Rojava ve diğer bölgelerde Esad’a karşı savaşan ÖSO’cular…
Suriye’nin bu iki ayağında da RT Erdoğan- A. Davutoğlu ekürisi için ciddi iddialar var…
ABD’den Rusya ve İran’a….
Giderek daha yüksek sesle ifade edilen bu iddialar Başbakan ve Dışişleri Bakanı’nın başını fena halde ağrıtmaya aday görünüyor…
Öyle ki Erdoğan, Sudan’daki darbeci arkadaşı Ömer el Beşir’in durumuna düşebilir…
Zira Rojava ve diğer bölgelerde savaş ve insanlığa karşı suç işlemeye kadar uzanacak iddialar nedeniyle yargılanabilir…
Muradımı mı yazıyorum?.. Kuvvetlenme emareleri gösteren ihtimale mi dikkat çekiyorum?
Önce birbiriyle alâkasız gibi duran aşağıdaki rastgele derleme haberlere göz atın…
Bütünsellik oluşturuyor mu?
Siz karar verin…
Aha ilki:
Ø BBC Türkçe’den Rengin Aslan, Rojava’dan Urfa’nın Ceylanpınar’ına sığınan kadının anlattıklarını aktarıyor:
“Rejimin tasfiyesi ile birlikte her şey gerçekten mübah oldu.

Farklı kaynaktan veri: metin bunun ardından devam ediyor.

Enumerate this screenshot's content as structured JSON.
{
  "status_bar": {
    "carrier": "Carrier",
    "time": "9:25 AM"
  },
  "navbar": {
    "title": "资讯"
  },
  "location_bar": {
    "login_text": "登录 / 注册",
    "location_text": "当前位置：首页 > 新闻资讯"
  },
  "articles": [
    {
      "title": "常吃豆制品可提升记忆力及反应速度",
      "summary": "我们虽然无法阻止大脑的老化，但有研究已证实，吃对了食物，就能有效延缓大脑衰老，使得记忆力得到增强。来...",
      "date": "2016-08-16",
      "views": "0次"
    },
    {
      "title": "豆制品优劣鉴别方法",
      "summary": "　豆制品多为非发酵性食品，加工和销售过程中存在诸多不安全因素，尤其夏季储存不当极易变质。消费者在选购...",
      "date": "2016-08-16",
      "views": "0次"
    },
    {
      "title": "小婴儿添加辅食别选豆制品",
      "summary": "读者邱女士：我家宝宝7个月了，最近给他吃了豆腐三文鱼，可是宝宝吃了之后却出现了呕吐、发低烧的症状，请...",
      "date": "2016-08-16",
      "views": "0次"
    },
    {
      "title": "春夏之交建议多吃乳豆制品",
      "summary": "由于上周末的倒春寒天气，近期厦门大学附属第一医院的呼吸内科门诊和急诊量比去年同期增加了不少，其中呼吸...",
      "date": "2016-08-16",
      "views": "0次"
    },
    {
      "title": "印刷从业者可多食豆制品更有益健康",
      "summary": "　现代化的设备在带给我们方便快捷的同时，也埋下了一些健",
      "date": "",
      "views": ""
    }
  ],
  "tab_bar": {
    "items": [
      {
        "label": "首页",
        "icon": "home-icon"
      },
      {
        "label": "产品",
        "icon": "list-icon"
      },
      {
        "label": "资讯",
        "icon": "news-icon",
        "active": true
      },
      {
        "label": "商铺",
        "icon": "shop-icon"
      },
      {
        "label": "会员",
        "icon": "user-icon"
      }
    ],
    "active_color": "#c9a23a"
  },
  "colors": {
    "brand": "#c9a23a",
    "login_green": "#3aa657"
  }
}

El Kaide mensupları Til Ebyad’da saatlik nikâh kıyıyorlar. Bir kadını alıp götürmüşler. Sabaha kadar 8 kişi o kadınla ilişkiye girmiş. Her saat nikâh kıyıyorlar. Bunu da İslam adı altında yapıyorlar. Bu saatlik nikâhlarda da birbirlerini tebrik ediyorlar. Hocalar da fetva veriyor. ‘Savaşta bunlar helaldir’ diye. Bu kadın bu olaydan sonra intihar etti.” (abç, 10 Eylül 2013)
Affınıza sığınarak araya gireceğim…
Direkman soruyorum:
Hilal Kaplan, Nihal Karaca, Halime Kökçe ve efradı... Elbette siz o kadının yerinde olmak istemezsiniz… İyi ki de değilsiniz… Peki neden o kadınların yaşadıkları sizin çekim alanınıza girmiyor?..

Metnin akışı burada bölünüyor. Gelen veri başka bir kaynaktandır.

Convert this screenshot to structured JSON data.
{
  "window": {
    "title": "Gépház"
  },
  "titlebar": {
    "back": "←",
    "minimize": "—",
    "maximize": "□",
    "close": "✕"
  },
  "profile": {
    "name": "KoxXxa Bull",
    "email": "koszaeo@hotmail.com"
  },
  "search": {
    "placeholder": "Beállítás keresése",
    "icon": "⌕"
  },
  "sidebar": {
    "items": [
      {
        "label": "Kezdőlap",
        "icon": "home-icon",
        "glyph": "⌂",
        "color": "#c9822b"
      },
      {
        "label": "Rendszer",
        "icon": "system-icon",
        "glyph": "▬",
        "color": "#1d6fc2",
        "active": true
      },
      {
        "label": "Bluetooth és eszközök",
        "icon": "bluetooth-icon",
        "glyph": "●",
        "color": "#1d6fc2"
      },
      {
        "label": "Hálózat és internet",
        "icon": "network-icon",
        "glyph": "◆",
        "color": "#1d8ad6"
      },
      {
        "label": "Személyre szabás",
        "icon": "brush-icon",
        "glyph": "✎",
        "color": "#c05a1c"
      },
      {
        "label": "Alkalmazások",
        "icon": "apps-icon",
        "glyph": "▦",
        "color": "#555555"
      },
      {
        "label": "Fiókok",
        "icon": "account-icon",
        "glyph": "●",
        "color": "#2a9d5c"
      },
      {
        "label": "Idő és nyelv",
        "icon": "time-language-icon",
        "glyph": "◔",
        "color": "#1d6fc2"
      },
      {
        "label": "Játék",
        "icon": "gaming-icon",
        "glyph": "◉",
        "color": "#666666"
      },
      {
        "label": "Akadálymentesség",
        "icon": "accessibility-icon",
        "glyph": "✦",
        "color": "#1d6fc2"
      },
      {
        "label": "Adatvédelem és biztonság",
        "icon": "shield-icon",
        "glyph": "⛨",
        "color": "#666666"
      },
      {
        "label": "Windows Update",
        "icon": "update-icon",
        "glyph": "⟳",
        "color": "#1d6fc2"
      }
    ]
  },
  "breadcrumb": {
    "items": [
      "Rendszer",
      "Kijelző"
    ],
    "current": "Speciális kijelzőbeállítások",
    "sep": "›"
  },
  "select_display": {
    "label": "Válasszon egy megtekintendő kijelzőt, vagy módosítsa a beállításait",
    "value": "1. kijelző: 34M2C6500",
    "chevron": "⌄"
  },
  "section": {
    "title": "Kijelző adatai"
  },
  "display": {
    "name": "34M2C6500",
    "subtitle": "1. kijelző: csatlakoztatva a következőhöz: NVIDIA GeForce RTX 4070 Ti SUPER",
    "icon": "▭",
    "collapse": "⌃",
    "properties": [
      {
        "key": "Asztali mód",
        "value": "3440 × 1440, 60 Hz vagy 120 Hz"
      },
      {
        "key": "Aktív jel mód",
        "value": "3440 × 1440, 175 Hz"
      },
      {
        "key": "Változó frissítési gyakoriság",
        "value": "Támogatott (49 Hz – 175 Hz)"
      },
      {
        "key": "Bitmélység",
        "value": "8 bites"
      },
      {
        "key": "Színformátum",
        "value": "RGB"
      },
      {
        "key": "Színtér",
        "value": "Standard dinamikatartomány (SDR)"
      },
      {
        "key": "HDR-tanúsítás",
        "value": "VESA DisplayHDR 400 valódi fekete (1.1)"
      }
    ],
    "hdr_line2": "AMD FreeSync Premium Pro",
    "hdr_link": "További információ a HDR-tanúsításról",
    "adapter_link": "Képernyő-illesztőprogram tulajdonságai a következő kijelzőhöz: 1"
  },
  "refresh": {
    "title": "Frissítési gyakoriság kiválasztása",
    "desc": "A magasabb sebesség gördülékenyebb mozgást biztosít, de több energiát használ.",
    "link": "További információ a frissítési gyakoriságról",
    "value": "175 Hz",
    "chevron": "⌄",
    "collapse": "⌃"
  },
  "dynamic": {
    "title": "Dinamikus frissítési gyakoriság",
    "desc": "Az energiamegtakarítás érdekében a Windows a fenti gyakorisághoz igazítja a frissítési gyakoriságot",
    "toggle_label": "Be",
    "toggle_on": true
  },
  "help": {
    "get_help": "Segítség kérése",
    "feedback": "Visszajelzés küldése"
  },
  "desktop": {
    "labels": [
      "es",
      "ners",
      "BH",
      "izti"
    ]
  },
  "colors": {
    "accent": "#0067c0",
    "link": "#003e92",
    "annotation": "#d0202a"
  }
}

Başbakan’a: Mısır’da, Rabia’da öldürülen kızımızla rabıta kurdun… Kendi kızınla ilişkilendirdin… Aynı şeyi neden o intihar eden “benim bacım”la yapmazsın!..
Yoksa…
Devam edeyim:
Ø KCK: Rojava’ya saldıranlar Türkiye’nin taşeronlarıdır (14 Eylül 2013).

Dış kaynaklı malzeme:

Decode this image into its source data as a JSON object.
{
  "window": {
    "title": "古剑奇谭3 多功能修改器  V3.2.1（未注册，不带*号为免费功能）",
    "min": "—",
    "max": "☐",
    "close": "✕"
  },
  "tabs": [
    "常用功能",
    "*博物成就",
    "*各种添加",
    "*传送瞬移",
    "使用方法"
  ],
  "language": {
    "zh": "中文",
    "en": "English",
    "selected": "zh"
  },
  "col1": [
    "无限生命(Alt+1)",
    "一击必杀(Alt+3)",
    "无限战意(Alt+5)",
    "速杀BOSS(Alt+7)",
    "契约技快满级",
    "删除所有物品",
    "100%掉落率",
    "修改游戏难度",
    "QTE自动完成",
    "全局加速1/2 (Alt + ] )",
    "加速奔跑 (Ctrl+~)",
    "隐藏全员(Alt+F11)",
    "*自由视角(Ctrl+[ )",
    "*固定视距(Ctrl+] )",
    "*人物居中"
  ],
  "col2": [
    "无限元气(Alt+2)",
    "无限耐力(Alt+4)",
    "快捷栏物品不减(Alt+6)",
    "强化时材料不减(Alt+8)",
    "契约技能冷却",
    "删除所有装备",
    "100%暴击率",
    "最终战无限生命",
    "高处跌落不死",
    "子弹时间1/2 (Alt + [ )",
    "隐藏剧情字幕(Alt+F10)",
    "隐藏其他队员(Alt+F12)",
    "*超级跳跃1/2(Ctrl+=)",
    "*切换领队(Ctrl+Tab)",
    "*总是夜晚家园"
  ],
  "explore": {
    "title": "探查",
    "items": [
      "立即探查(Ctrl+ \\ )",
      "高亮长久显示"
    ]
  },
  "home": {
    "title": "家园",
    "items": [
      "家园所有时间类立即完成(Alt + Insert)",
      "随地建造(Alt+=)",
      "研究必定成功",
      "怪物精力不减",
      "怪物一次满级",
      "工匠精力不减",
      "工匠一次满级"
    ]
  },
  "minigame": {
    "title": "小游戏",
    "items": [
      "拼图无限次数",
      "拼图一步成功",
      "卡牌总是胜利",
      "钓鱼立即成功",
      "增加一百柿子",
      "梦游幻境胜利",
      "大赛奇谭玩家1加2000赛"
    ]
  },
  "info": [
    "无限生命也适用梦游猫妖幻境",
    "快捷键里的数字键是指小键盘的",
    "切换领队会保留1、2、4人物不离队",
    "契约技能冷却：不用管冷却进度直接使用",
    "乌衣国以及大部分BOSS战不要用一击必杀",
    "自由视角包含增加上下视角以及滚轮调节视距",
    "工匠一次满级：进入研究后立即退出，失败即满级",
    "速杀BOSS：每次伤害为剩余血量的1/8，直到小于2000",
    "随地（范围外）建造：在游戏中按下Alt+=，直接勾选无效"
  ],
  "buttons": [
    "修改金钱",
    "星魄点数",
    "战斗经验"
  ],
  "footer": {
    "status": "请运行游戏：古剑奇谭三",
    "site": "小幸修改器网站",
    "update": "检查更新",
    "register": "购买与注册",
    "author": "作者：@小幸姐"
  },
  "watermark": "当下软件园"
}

Ø PYD Eş Başkanı Salih Müslim’den Erdoğan’a: Hem bizimle görüşeceksin, hem de çakallarını üzerimize salacaksın
Müslim, Suriye’de yaşananlarla ilgili Başbakan Erdoğan’ı suçladı, ‘Katliamdan Erdoğan sorumludur’ dedi.
PYD Başkanı, 21. yüzyılda insanların kafasını kesmenin, kalbini yemenin bin 500 yıl önceki bir kültürün ürünü olduğunu belirttikten sonra, AK Parti iktidarı ve Başbakan Recep Tayyip Erdoğan’ın yapılanlarda parmağı bulunduğunu iddia etti. Müslim, “Bir yandan bizimle görüşmeler yapacaksın öte yandan da kendi köpeklerini, çakallarını ve tilkilerini üzerimize salacaksın. Kendine gel.” (16 Eylül 2013)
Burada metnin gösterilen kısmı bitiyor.